Au moment de la rédaction du présent article, de nouveaux rapports faisaient état de soldats américains supplémentaires qui auraient été transférés en Allemagne. Mercredi, certains observateurs critiquaient Trump pour avoir minimisé la gravité des lésions cérébrales, déclarant à des journalistes à Davos : “J’ai entendu dire qu’ils avaient des maux de tête et quelques autres trucs, mais je peux dire que ce n’est pas très grave.”
Cependant, ce qui n’a pas été rendu public, c’est le rapport du journal koweïtien d’Al-Qabas de dimanche selon lequel 16 soldats américains ont été transportés par avion vers un hôpital dans une base aérienne koweïtienne; certains auraient été mortellement blessés et souffriraient de “brûlures graves” et d’autres étaient blessés par des éclats d’obus. Le rapport a ajouté que les soldats blessés ont subi une intervention chirurgicale et sont maintenus dans une unité de soins intensifs.
La base aérienne d’Ayn Al-Assad a été sélectionnée [par les Iraniens] non seulement du fait qu’elle abrite le plus grand nombre de soldats américains dans le pays et a même été visitée par Trump après Noël 2018 lors de sa première visite aux troupes de combat (un retard dans une tradition présidentielle qui a suscité des critiques outre-atlantique), mais aussi parce que c’est là que les drones Reaper sont basés, identiques à ceux qui ont servi pour assassiner le général Soleimani près de l’aéroport de Bagdad.
Ce qui est à relever, et malgré l’avertissement lancé via les autorités irakiennes, aucun des 15 missiles balistiques iraniens n’a été abattu par les systèmes de défense américains, précisément parce qu’il n’y avait pas d’ “options d’interception“, rendant la base vulnérable aux tirs de missiles.
Même si les systèmes de défense Patriot avaient été présents, ils n’auraient pas protégé la base car ils se sont avérés n’avoir servi à rien contre les attaques de Saudi Aramco l’année dernière, “la pâle copie d’un système de défense antimissiles” selon Foreign Policy. Les bunkers datant de l’époque de Saddam Hussein où le personnel militaire s’était réfugié, auraient offert peu de protection contre les missiles, a rapporté CNN. Mais là encore, les Iraniens n’avaient pas l’intention de viser les soldats.
Un jour après la réplique de l’Iran, un commandant en chef du Corps des gardiens de la révolution islamique (CGRI), le général de brigade Ali Hajizadeh, a précisé lors d’une conférence de presse que l’Iran n’avait pas directement cherché à tuer des soldats américains, mais avait ajouté que “des dizaines de des soldats ont probablement été tués et blessés et ont été transférés en Israël et en Jordanie lors de 9 sorties de vols C-130.”

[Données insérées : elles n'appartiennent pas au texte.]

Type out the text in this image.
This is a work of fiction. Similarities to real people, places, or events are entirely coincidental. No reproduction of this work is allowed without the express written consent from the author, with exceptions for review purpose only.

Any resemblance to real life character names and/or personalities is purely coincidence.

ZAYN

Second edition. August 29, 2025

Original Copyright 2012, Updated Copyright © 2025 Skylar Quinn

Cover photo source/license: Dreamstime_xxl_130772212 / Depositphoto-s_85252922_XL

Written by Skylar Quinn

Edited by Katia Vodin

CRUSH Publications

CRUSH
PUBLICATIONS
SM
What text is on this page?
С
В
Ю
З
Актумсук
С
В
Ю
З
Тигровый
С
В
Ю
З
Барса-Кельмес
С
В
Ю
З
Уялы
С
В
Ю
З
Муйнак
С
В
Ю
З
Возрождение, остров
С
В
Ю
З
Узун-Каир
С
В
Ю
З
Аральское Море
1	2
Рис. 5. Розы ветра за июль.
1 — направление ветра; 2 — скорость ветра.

Hajizadeh a ajouté que, si l’Iran avait eu l’intention de tuer des soldats américains, il aurait pu planifier ses opérations pour un nombre élevé de victimes, tuant alors 500 soldats américains dans une première frappe et 4000 à 5000 autres dans les deuxième et troisième frappes. Il a également affirmé que quelque 104 cibles appartenant aux États-Unis et à leurs alliés ont été identifiées dans la région, au cas où les États-Unis “refassent une erreur”.
Il convient de noter que les frappes initiales ne doivent pas être interprétées comme la réponse complète, et que l’Iran cherchera plutôt à gérer un conflit de longue haleine en appliquant une “dure vengeance”, l’objectif stratégique étant de chasser les États-Unis de la région.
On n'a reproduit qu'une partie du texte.